I would but I didn't do any of the fixes. All the fixes has been stuck in push request for a while and we couldn't wait weeks for a fixed release. I only forked the code to merged a patch into the develop branch that was given to me by @nikulukani. I saw the code was missing form the develop branch and I patched it.

To be honest, I would prefer to pull from an official build but I missed 2 sprints waiting for this fix and I'm sure other developers are just as desperate for a fix.

anber500 avatar Oct 05 '16 00:10 anber500

I have also had some chats with the people from OrientDB. They have their own forked version of pyorient which they point to in their documentation. It's looks like they "officially" support that fork but they don't. It would be really great if the fixes could make it's way back upstream. As a newcomer to OrientDB, I must admit that it's very confusing to have to deal with all these forks and no one knows which ones work and which ones doesn't.
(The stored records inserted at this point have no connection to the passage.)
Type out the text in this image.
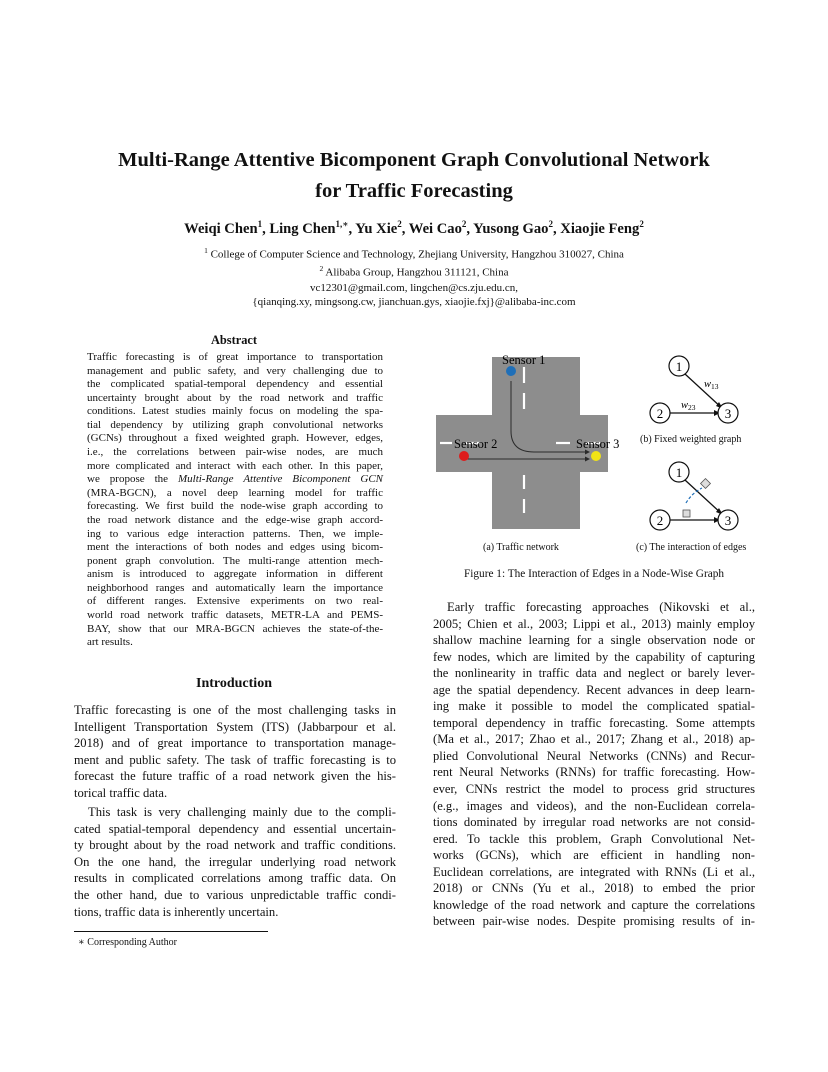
Multi-Range Attentive Bicomponent Graph Convolutional Network
for Traffic Forecasting
Weiqi Chen$^1$, Ling Chen$^{1,∗}$, Yu Xie$^2$, Wei Cao$^2$, Yusong Gao$^2$, Xiaojie Feng$^2$
$^1$ College of Computer Science and Technology, Zhejiang University, Hangzhou 310027, China
$^2$ Alibaba Group, Hangzhou 311121, China
vc12301@gmail.com, lingchen@cs.zju.edu.cn,
{qianqing.xy, mingsong.cw, jianchuan.gys, xiaojie.fxj}@alibaba-inc.com
Abstract
Traffic forecasting is of great importance to transportation
management and public safety, and very challenging due to
the complicated spatial-temporal dependency and essential
uncertainty brought about by the road network and traffic
conditions. Latest studies mainly focus on modeling the spa-
tial dependency by utilizing graph convolutional networks
(GCNs) throughout a fixed weighted graph. However, edges,
i.e., the correlations between pair-wise nodes, are much
more complicated and interact with each other. In this paper,
we propose the Multi-Range Attentive Bicomponent GCN
(MRA-BGCN), a novel deep learning model for traffic
forecasting. We first build the node-wise graph according to
the road network distance and the edge-wise graph accord-
ing to various edge interaction patterns. Then, we imple-
ment the interactions of both nodes and edges using bicom-
ponent graph convolution. The multi-range attention mech-
anism is introduced to aggregate information in different
neighborhood ranges and automatically learn the importance
of different ranges. Extensive experiments on two real-
world road network traffic datasets, METR-LA and PEMS-
BAY, show that our MRA-BGCN achieves the state-of-the-
art results.
Introduction
Traffic forecasting is one of the most challenging tasks in
Intelligent Transportation System (ITS) (Jabbarpour et al.
2018) and of great importance to transportation manage-
ment and public safety. The task of traffic forecasting is to
forecast the future traffic of a road network given the his-
torical traffic data.
This task is very challenging mainly due to the compli-
cated spatial-temporal dependency and essential uncertain-
ty brought about by the road network and traffic conditions.
On the one hand, the irregular underlying road network
results in complicated correlations among traffic data. On
the other hand, due to various unpredictable traffic condi-
tions, traffic data is inherently uncertain.
Early traffic forecasting approaches (Nikovski et al.,
2005; Chien et al., 2003; Lippi et al., 2013) mainly employ
shallow machine learning for a single observation node or
few nodes, which are limited by the capability of capturing
the nonlinearity in traffic data and neglect or barely lever-
age the spatial dependency. Recent advances in deep learn-
ing make it possible to model the complicated spatial-
temporal dependency in traffic forecasting. Some attempts
(Ma et al., 2017; Zhao et al., 2017; Zhang et al., 2018) ap-
plied Convolutional Neural Networks (CNNs) and Recur-
rent Neural Networks (RNNs) for traffic forecasting. How-
ever, CNNs restrict the model to process grid structures
(e.g., images and videos), and the non-Euclidean correla-
tions dominated by irregular road networks are not consid-
ered. To tackle this problem, Graph Convolutional Net-
works (GCNs), which are efficient in handling non-
Euclidean correlations, are integrated with RNNs (Li et al.,
2018) or CNNs (Yu et al., 2018) to embed the prior
knowledge of the road network and capture the correlations
between pair-wise nodes. Despite promising results of in-
Sensor 1
Sensor 2	Sensor 3
1
2	3
w13
w23
1
2	3
(a) Traffic network
(b) Fixed weighted graph
(c) The interaction of edges
Figure 1: The Interaction of Edges in a Node-Wise Graph
∗ Corresponding Author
anber500 avatar Oct 05 '16 00:10 anber500

@anber500 ok now it's merged in the develop branch. Yes I know it's confusing we have to clean up all the messy with forks and the likes, we are chatting with people from OrientDB too to understand how to do it It will be better I promis :D

mogui avatar Oct 05 '16 08:10 mogui

We have experienced exactly this same problem here... Installing pyorient_native as you have instructed worked fine (thanks!) but only in the linux environment (in our development environment, windows systems, pip wasn't able to install it cause of a broken dependency, stdc++.lib). Hope to have this patch merged into the main pyorient branch soon! Regards Joao

marigonda avatar Mar 20 '17 13:03 marigonda

@marigonda I think the branches have been merged. We honestly haven't run into this issue because we deploy via dockers. It looks like stdc++.lib is a mingw dependency. Have you tried manually adding the lib to your environment?

anber500 avatar Mar 20 '17 23:03 anber500

Thanks for your reply. I will stay in debt with you about the answer regarding the stdc++.lib on windows ... btw, our option would be for the linux environment anyway.... About the merge, pip3.5 on CentOS7 (Python 3.5 from IUS Repository) did not install the native version with binary deserialization support, I had to do it manually, as you have instructed earlier (thanks again). Now things are starting to work fine but it seems we do not have OGM support with binary deserialization, do we? Thanks very much for your time!

marigonda avatar Mar 22 '17 19:03 marigonda

You can use the OGM with binary deserialization if you are using the develop branch of pyorient and have pyorient_native installed from pyorient.ogm import Graph, Config from pyorient.serializations import OrientSerialization graph = Graph(Config.from_url('my_db','root', 'root', initial_drop=False, serialization_type=OrientSerialization.Binary))

nikulukani avatar Mar 23 '17 20:03 nikulukani